2. The method according to claim 1, wherein the active particles have a particle diameter of 100 to 500 nm.

3. The preparation method according to claim 1, wherein the support substrate is one or more of an alumina substrate, a stainless steel substrate, an anodized alumina substrate, a silica substrate, a zirconia substrate, a titania substrate, a zinc oxide substrate, and a foam nickel substrate; the coating method is one or more of a manual wiping method, a spraying method, a spin coating method and a hot pressing method.

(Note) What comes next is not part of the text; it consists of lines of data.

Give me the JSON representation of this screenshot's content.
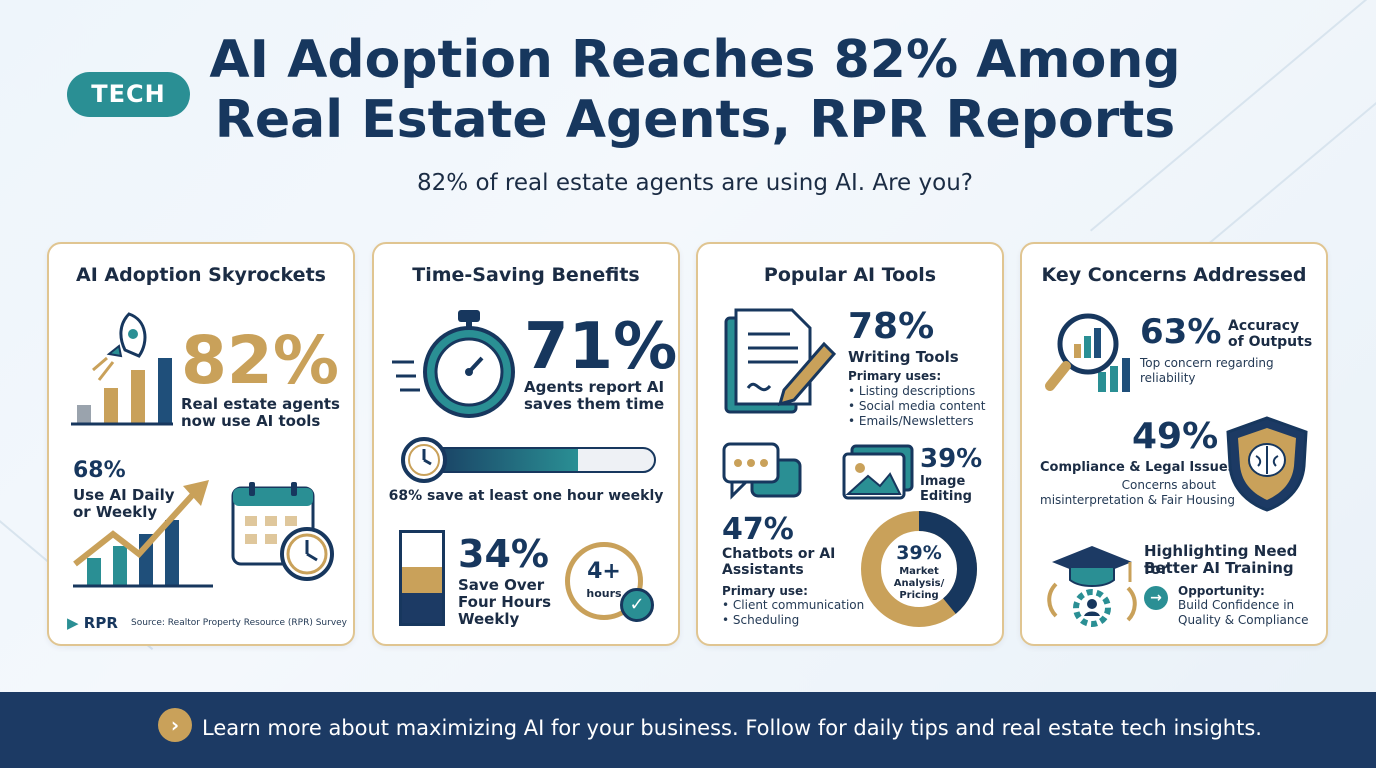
{
  "header": {
    "tag": "TECH",
    "title_line1": "AI Adoption Reaches 82% Among",
    "title_line2": "Real Estate Agents, RPR Reports",
    "subtitle": "82% of real estate agents are using AI. Are you?"
  },
  "colors": {
    "navy": "#17375e",
    "teal": "#2a8f94",
    "gold": "#c9a15a",
    "footer_bg": "#1c3a64"
  },
  "card1": {
    "title": "AI Adoption Skyrockets",
    "stat": "82%",
    "stat_label_1": "Real estate agents",
    "stat_label_2": "now use AI tools",
    "daily_stat": "68%",
    "daily_label_1": "Use AI Daily",
    "daily_label_2": "or Weekly",
    "logo": "RPR",
    "source": "Source: Realtor Property Resource (RPR) Survey"
  },
  "card2": {
    "title": "Time-Saving Benefits",
    "stat": "71%",
    "stat_label_1": "Agents report AI",
    "stat_label_2": "saves them time",
    "progress_value": 0.68,
    "progress_label": "68% save at least one hour weekly",
    "stat2": "34%",
    "stat2_label_1": "Save Over",
    "stat2_label_2": "Four Hours",
    "stat2_label_3": "Weekly",
    "badge_value": "4+",
    "badge_unit": "hours"
  },
  "card3": {
    "title": "Popular AI Tools",
    "writing_stat": "78%",
    "writing_label": "Writing Tools",
    "writing_uses_title": "Primary uses:",
    "writing_uses": [
      "• Listing descriptions",
      "• Social media content",
      "• Emails/Newsletters"
    ],
    "image_stat": "39%",
    "image_label_1": "Image",
    "image_label_2": "Editing",
    "chat_stat": "47%",
    "chat_label_1": "Chatbots or AI",
    "chat_label_2": "Assistants",
    "chat_uses_title": "Primary use:",
    "chat_uses": [
      "• Client communication",
      "• Scheduling"
    ],
    "donut_value": 0.39,
    "donut_stat": "39%",
    "donut_label_1": "Market",
    "donut_label_2": "Analysis/",
    "donut_label_3": "Pricing"
  },
  "card4": {
    "title": "Key Concerns Addressed",
    "accuracy_stat": "63%",
    "accuracy_label_1": "Accuracy",
    "accuracy_label_2": "of Outputs",
    "accuracy_desc_1": "Top concern regarding",
    "accuracy_desc_2": "reliability",
    "compliance_stat": "49%",
    "compliance_label": "Compliance & Legal Issues",
    "compliance_desc_1": "Concerns about",
    "compliance_desc_2": "misinterpretation & Fair Housing",
    "training_label_1": "Highlighting Need for",
    "training_label_2": "Better AI Training",
    "opportunity_title": "Opportunity:",
    "opportunity_1": "Build Confidence in",
    "opportunity_2": "Quality & Compliance"
  },
  "footer": {
    "arrow": "›",
    "text": "Learn more about maximizing AI for your business. Follow for daily tips and real estate tech insights."
  }
}
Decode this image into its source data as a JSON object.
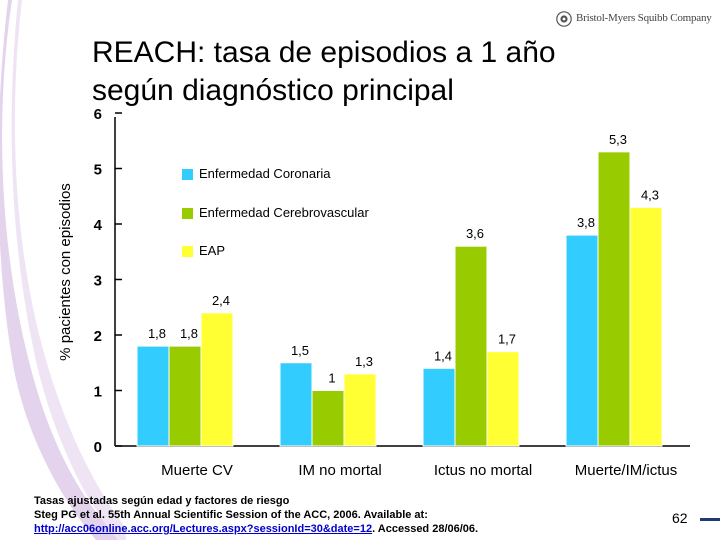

4. The method of claim 1, wherein the ratio of the mass of the active particles to the diameter of the support substrate is 10mg:2cm; the net loading of Zn in the MOF-74-Zn was 10mg.

5. A molecular sieve membrane made by the method of any one of claims 1-4.

6. The use of a molecular sieve membrane as claimed in claim 5 in gas separation.

7. The use according to claim 6, wherein the gas is H ₂ /CO ₂ ，H ₂ /N ₂ ，H ₂ /CH ₄ ，H ₂ /C ₃ H ₈ ，H ₂ /C ₄ H ₈ ，CO ₂ /N ₂ ，CO ₂ /CH ₄ ，C ₂ H ₄ /C ₂ H ₆ Or C ₃ H ₆ /C ₃ H ₈ 。